E assim vivemos, durante muito tempo, eu aqui, a Zara lá. Minhas interações com a gigante da moda se resumindo basicamente às esporádicas vezes que eu entrava na loja que fica perto do trabalho, seja pra ver o que tá rolando ou pra comprar alguma coisa (sim, eu ainda compro na Zara, bem menos do que antes, mas compro). Até que rolou essa viagem pra Espanha.

Quem leu esse post aqui já sabe sobre a viagem que eu fiz pra San Sebastián a convite da Secretaria de Turismo da Espanha. Pois bem. No meio da organização do roteiro junto com o pessoal da Espanha, surgiu a oportunidade da gente dar uma esticadinha depois de San Sebastián e ir até La Coruña. O motivo: conhecer a sede da Inditex, maior grupo de varejo de moda do mundo, mais conhecido como “donos da Zara”.

Sim. Euzinha, que há seis anos comecei um desafio chamado Um ano sem ZARA, estava sendo convidada a pisar lá onde essa empresa nasceu. Se vocês também tão achando surreal, imagina como eu fiquei.

O convite era pra ir como imprensa. Sem nenhum pagamento envolvido. Sem ter que fazer propaganda alguma. Eu, a Manu e a Bia iríamos pra conhecer melhor a empresa por dentro, como funcionam as áreas e, o mais importante pra mim, estaríamos livres pra fazer as perguntas que a gente quisesse e pra escrever o que a gente quisesse (se quisesse) a respeito da visita.

Chegamos em La Coruña lá pela hora do almoço e fomos recebidas por um motorista no aeroporto. De lá, seguimos pra um restaurante onde fomos recebidas por duas gerentes de marketing da Zara e a chefe de relações públicas do grupo Inditex.

Foi super bacana poder estar na mesma mesa com essas moças, ouvindo um pouco mais sobre a história e as curiosidades por trás do império da Zara. Como o fato de que o Sr Ortega, fundador do grupo, ainda vai trabalhar todos os dias, do alto dos seus 81 anos. Ou que o nome da Zara era pra ter sido Zorba, mas na hora de registrar no cartório, o Sr Ortega descobriu que já tinha uma loja com esse nome.

Também falamos sobre coisa séria, como as 170.000 pessoas que a empresa emprega atualmente pelo mundo. Hoje são mais de 7 mil lojas distribuídas em 93 países.
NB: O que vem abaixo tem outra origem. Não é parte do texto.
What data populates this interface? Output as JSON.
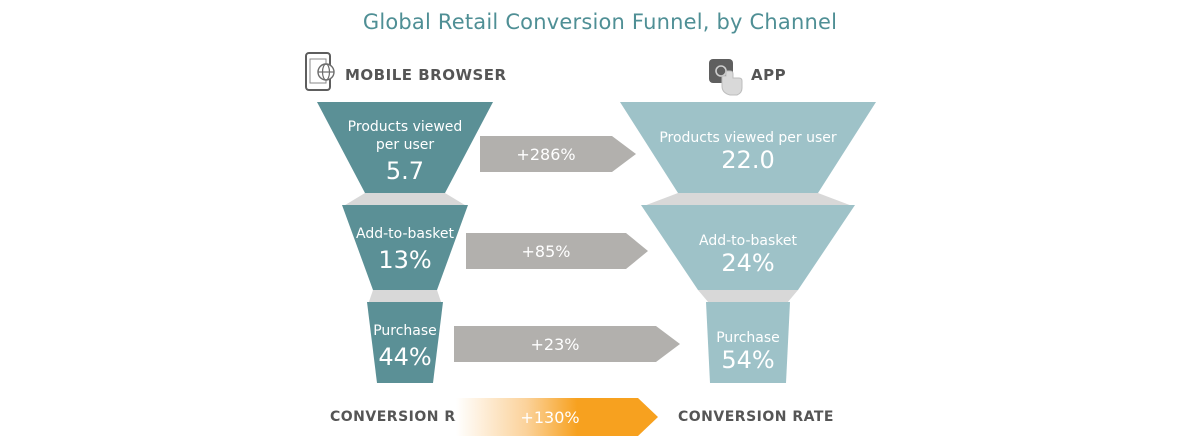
{
  "title": "Global Retail Conversion Funnel, by Channel",
  "channels": {
    "left": {
      "label": "MOBILE BROWSER",
      "icon": "smartphone-icon"
    },
    "right": {
      "label": "APP",
      "icon": "tap-icon"
    }
  },
  "colors": {
    "mobile": "#5b9096",
    "app": "#9ec2c8",
    "neck": "#d8d8d8",
    "arrow": "#b2b0ad",
    "accent": "#f7a11f",
    "title": "#4f8f95"
  },
  "bottom": {
    "left_label": "CONVERSION RATE",
    "right_label": "CONVERSION RATE",
    "uplift": "+130%"
  },
  "chart_data": {
    "type": "funnel",
    "title": "Global Retail Conversion Funnel, by Channel",
    "stages": [
      {
        "label": "Products viewed per user",
        "mobile_browser": 5.7,
        "app": 22.0,
        "uplift": "+286%",
        "mobile_label_lines": [
          "Products viewed",
          "per user"
        ],
        "app_label_lines": [
          "Products viewed per user"
        ],
        "mobile_value_text": "5.7",
        "app_value_text": "22.0"
      },
      {
        "label": "Add-to-basket",
        "mobile_browser": 13,
        "app": 24,
        "unit": "%",
        "uplift": "+85%",
        "mobile_label_lines": [
          "Add-to-basket"
        ],
        "app_label_lines": [
          "Add-to-basket"
        ],
        "mobile_value_text": "13%",
        "app_value_text": "24%"
      },
      {
        "label": "Purchase",
        "mobile_browser": 44,
        "app": 54,
        "unit": "%",
        "uplift": "+23%",
        "mobile_label_lines": [
          "Purchase"
        ],
        "app_label_lines": [
          "Purchase"
        ],
        "mobile_value_text": "44%",
        "app_value_text": "54%"
      }
    ],
    "series": [
      {
        "name": "MOBILE BROWSER",
        "values": [
          5.7,
          13,
          44
        ]
      },
      {
        "name": "APP",
        "values": [
          22.0,
          24,
          54
        ]
      }
    ],
    "overall": {
      "label": "CONVERSION RATE",
      "uplift": "+130%"
    }
  }
}
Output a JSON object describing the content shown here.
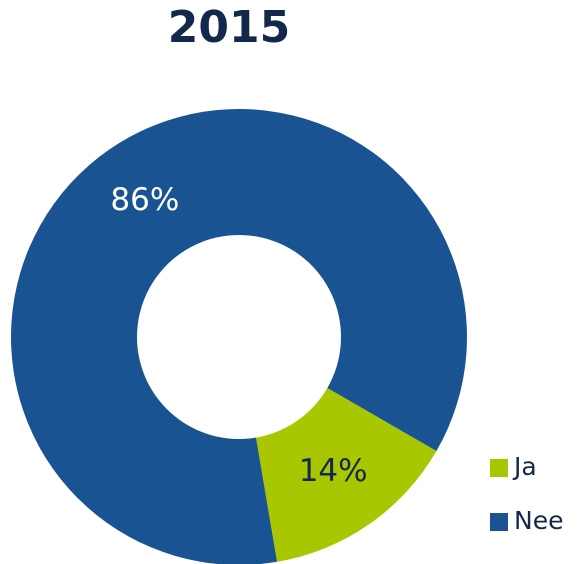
{
  "chart_data": {
    "type": "donut",
    "title": "2015",
    "categories": [
      "Ja",
      "Nee"
    ],
    "values": [
      14,
      86
    ],
    "value_labels": [
      "14%",
      "86%"
    ],
    "colors": [
      "#a9c700",
      "#1a5391"
    ],
    "label_colors": [
      "#13284a",
      "#ffffff"
    ],
    "legend": "bottom-right"
  }
}
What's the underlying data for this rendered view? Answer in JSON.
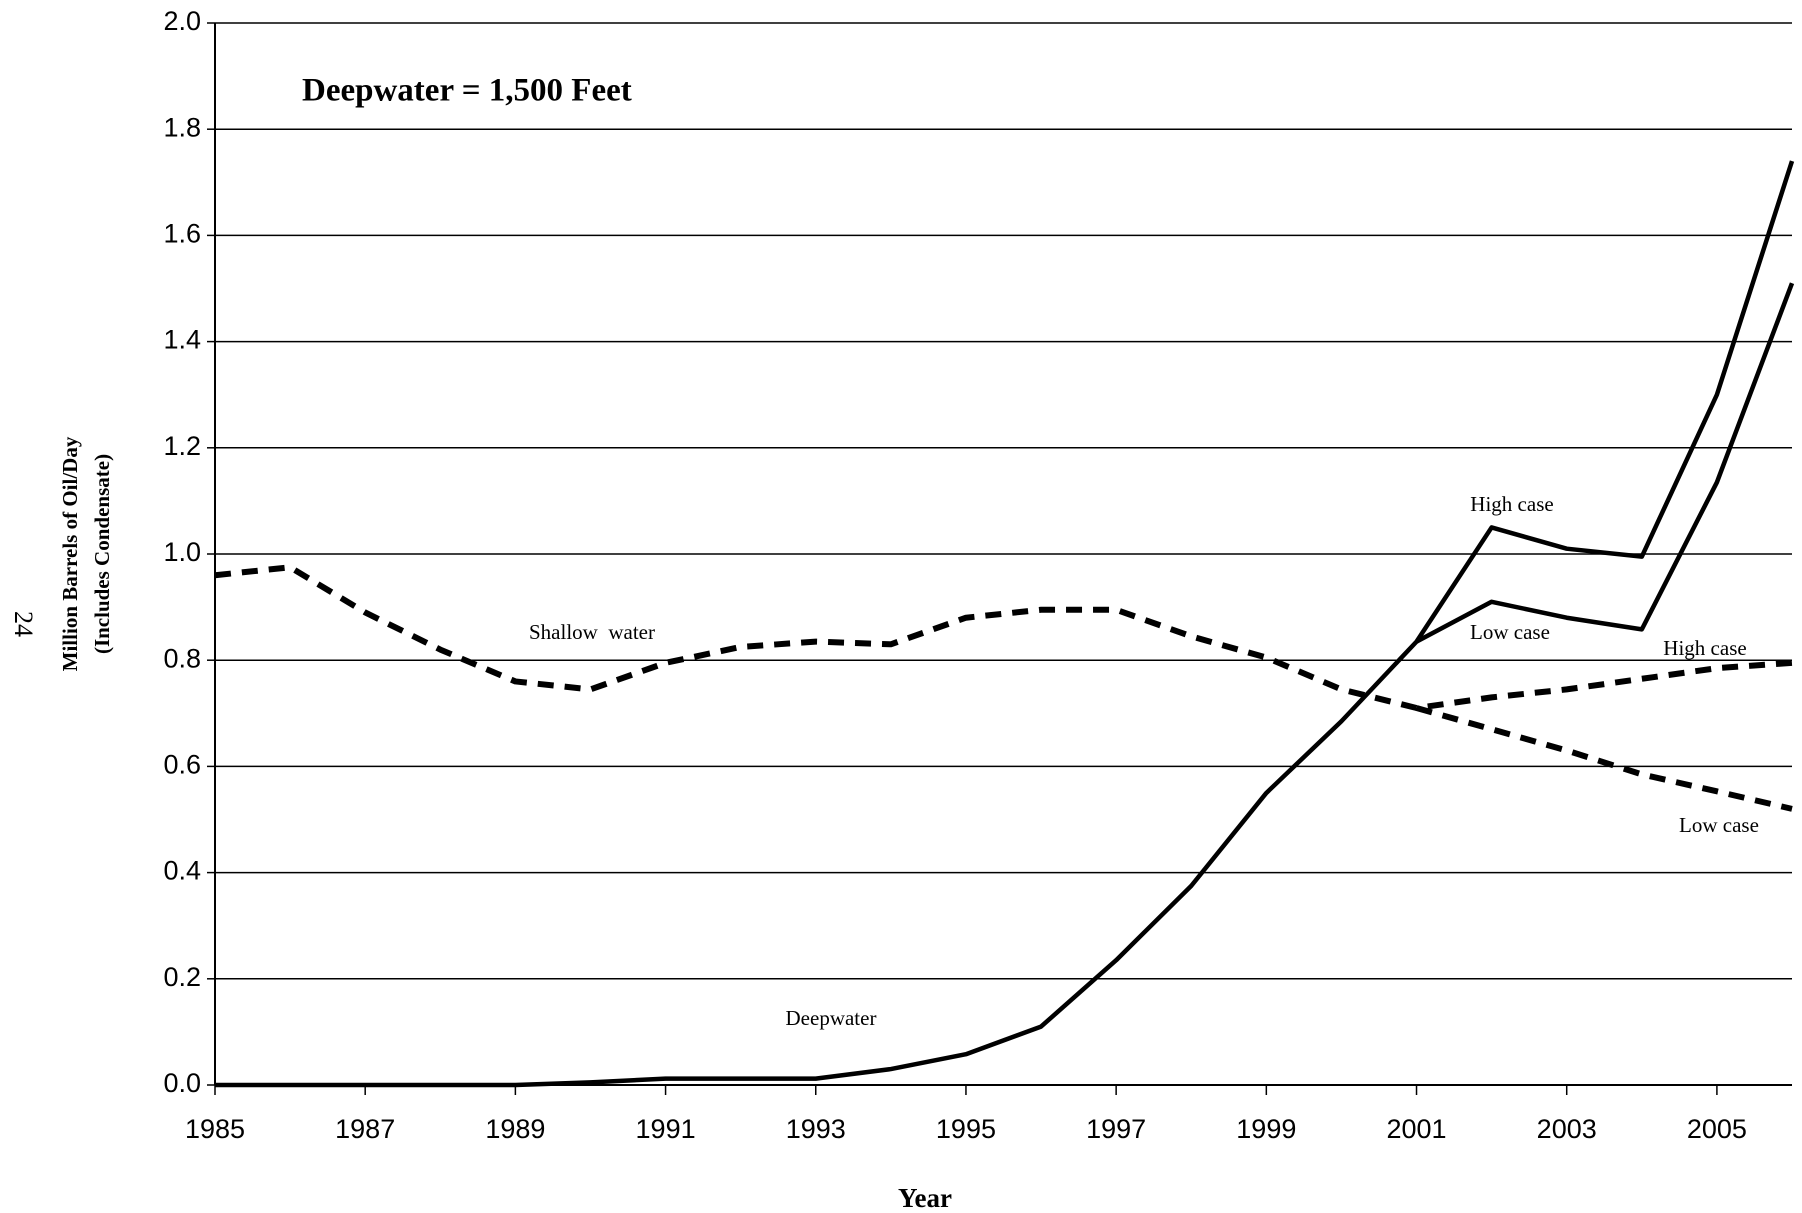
{
  "chart_data": {
    "type": "line",
    "title": "Deepwater = 1,500 Feet",
    "page_number": "24",
    "y_label": [
      "Million Barrels of Oil/Day",
      "(Includes Condensate)"
    ],
    "x_label": "Year",
    "annotations": [
      "Deepwater",
      "Shallow  water",
      "High case",
      "Low case",
      "High case",
      "Low case"
    ],
    "x": [
      1985,
      1986,
      1987,
      1988,
      1989,
      1990,
      1991,
      1992,
      1993,
      1994,
      1995,
      1996,
      1997,
      1998,
      1999,
      2000,
      2001,
      2002,
      2003,
      2004,
      2005,
      2006
    ],
    "series": [
      {
        "color": "#000000",
        "line_style": "solid",
        "values": [
          0,
          0,
          0,
          0,
          0,
          0.005,
          0.012,
          0.012,
          0.012,
          0.03,
          0.058,
          0.11,
          0.235,
          0.375,
          0.55,
          0.685,
          0.835,
          1.05,
          1.01,
          0.995,
          1.3,
          1.74
        ]
      },
      {
        "color": "#000000",
        "line_style": "solid",
        "values": [
          null,
          null,
          null,
          null,
          null,
          null,
          null,
          null,
          null,
          null,
          null,
          null,
          null,
          null,
          null,
          null,
          0.835,
          0.91,
          0.88,
          0.858,
          1.135,
          1.51
        ]
      },
      {
        "color": "#000000",
        "line_style": "dashed",
        "values": [
          0.96,
          0.975,
          0.89,
          0.82,
          0.76,
          0.745,
          0.795,
          0.825,
          0.835,
          0.83,
          0.88,
          0.895,
          0.895,
          0.845,
          0.805,
          0.745,
          0.71,
          0.73,
          0.745,
          0.765,
          0.785,
          0.795
        ]
      },
      {
        "color": "#000000",
        "line_style": "dashed",
        "values": [
          null,
          null,
          null,
          null,
          null,
          null,
          null,
          null,
          null,
          null,
          null,
          null,
          null,
          null,
          null,
          null,
          0.71,
          0.67,
          0.63,
          0.585,
          0.553,
          0.52
        ]
      }
    ],
    "xlim": [
      1985,
      2006
    ],
    "xticks": [
      1985,
      1987,
      1989,
      1991,
      1993,
      1995,
      1997,
      1999,
      2001,
      2003,
      2005
    ],
    "ylim": [
      0,
      2
    ],
    "yticks": [
      {
        "value": 0,
        "label": "0.0"
      },
      {
        "value": 0.2,
        "label": "0.2"
      },
      {
        "value": 0.4,
        "label": "0.4"
      },
      {
        "value": 0.6,
        "label": "0.6"
      },
      {
        "value": 0.8,
        "label": "0.8"
      },
      {
        "value": 1,
        "label": "1.0"
      },
      {
        "value": 1.2,
        "label": "1.2"
      },
      {
        "value": 1.4,
        "label": "1.4"
      },
      {
        "value": 1.6,
        "label": "1.6"
      },
      {
        "value": 1.8,
        "label": "1.8"
      },
      {
        "value": 2,
        "label": "2.0"
      }
    ],
    "grid": true
  }
}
Do almoço, fomos direto pro centro de logística e distribuição da Inditex. Só contando, não dá pra ter noção do tamanho desse lugar, minha gente. O troço é gigantesco. (olha o tamanho dos carrinhos do lado do prédio pra vocês terem uma ideia)

OFICINAS INDITEX DE ARTEIXO, A CORUÑA

Também não tinha como não ser. Por hora, a empresa produz mais de 35 mil peças em países como Portugal, Espanha e Marrocos. Quando prontas, essas peças vão justamente pra esse centro de distribuição em La Coruña, onde são passadas e embaladas pra seguir pras lojas da Zara no mundo inteiro. Tudo isso em 48 horas, permitindo que cada loja da Zara receba uma leva de roupas novinha duas vezes por semana.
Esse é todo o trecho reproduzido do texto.